Yes and those were the hardest to discover, I thought the meaning of beating S.A was being able to be sociable all the time, funny all time, entertaining all the time and any time I couldn't meant there was something wrong with me. I realised that by not putting such pressures on myself helped in the long run and ironically I became more friendly, more sociable and more funny.

F) is particularly reassuring because it carries with it a sense of inner potential thats ongoing, not static, but always growing so long as you continue to take chances.
Yes and when you put life in this perspective it's a win - win situation. As long as you 'compete' every day whether you win or lose you will improve and coupled with C and D even if you choose not to compete sometimes it really doesn't matter either because that's natural too.

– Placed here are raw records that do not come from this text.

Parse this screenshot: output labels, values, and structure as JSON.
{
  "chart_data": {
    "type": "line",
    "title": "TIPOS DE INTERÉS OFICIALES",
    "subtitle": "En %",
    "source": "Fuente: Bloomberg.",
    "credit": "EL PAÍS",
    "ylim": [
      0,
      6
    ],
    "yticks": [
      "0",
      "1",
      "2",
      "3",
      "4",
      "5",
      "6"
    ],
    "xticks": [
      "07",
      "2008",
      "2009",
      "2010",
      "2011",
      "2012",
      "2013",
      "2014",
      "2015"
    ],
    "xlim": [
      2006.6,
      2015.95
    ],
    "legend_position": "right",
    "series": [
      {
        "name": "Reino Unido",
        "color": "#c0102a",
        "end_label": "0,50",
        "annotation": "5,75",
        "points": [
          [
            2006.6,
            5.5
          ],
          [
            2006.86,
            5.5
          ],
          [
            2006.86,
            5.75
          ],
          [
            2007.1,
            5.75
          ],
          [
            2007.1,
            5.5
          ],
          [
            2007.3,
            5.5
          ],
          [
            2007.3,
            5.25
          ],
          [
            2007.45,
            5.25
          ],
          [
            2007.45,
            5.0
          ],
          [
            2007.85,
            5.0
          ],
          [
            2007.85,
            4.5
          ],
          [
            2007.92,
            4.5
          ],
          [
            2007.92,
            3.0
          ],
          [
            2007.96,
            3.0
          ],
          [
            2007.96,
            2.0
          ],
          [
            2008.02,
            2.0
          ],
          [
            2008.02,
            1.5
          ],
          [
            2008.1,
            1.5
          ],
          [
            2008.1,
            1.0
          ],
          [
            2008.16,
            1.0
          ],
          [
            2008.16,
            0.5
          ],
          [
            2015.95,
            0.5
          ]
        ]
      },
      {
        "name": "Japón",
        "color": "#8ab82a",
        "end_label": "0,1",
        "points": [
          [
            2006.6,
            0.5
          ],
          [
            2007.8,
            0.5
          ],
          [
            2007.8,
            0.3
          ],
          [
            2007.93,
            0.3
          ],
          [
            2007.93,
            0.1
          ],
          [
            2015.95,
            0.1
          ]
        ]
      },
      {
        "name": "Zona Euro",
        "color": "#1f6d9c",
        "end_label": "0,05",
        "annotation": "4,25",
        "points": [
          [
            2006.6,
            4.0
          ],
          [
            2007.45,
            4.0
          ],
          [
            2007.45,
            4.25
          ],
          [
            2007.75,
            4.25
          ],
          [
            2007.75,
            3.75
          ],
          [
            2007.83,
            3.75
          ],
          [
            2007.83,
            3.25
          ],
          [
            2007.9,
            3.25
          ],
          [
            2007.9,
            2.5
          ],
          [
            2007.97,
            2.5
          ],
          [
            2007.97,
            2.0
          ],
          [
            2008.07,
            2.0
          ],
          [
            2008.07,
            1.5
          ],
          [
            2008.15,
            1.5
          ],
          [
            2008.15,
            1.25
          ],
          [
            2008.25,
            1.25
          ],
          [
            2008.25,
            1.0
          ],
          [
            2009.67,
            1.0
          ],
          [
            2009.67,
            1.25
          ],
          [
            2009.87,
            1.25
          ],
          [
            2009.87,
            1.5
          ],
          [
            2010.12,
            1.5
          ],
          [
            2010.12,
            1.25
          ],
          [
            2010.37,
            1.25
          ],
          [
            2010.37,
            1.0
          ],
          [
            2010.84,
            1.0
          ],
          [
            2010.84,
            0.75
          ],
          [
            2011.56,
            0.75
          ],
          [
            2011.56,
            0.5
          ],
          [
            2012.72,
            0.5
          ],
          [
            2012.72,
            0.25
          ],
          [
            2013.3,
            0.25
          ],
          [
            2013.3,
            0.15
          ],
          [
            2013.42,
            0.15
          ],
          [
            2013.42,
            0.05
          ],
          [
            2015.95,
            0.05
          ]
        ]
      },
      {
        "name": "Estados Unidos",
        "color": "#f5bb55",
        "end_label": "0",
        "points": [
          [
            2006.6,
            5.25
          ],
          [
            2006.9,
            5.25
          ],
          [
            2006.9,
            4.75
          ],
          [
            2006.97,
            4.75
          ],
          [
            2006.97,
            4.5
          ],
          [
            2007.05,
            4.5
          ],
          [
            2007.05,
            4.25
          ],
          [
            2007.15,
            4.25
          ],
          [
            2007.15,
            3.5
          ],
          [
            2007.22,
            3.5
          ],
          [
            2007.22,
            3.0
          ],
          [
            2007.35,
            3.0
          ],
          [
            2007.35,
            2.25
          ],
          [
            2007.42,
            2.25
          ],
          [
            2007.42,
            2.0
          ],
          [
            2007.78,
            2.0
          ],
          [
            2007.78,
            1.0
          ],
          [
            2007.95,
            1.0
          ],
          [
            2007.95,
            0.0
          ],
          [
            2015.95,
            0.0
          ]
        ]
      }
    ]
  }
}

I use a similar technique when driving (and for other things in life), I just say "I'll see what happens..."
The beauty of this one is it doesn't define an outcome, a goal, a target by which success and failure means life and death. It just says 'whatever happens happens' and thus all you can do is play your part. What tends to happen is you perform to your own potential whilst if you were to set a target you may buckle under the pressure to reach that target.

If you're someone who is motivated by goals then goal setting might be a good thing, but for me it has a debilitating effect since the idea of failure makes me not want to 'compete' in the first place!

I always tell myself that it's not just up to me to keep a conversation going..when i feel pressured to talk or pressured during silences sometimes.. cause i always blame myself for silences..
Yeah same here silences meant death for me because in a silence within my mind I would reaffirm all the ways I am socially inept. Now I am challenged by silences, a smile breaks out inside of me. ''Haha they are probably finding this moment awkward, well...let's see what I can do here' and from that I make a game of it. It's actually fun trying to find something we can mutually talk about. Sometimes I even tease the other person I gain the confidence to say what I really want. "So... still have a crush on Paul?" Immediately there eyes light up as it's something they actually want to talk about whereas before it was generic questions looking for agreement.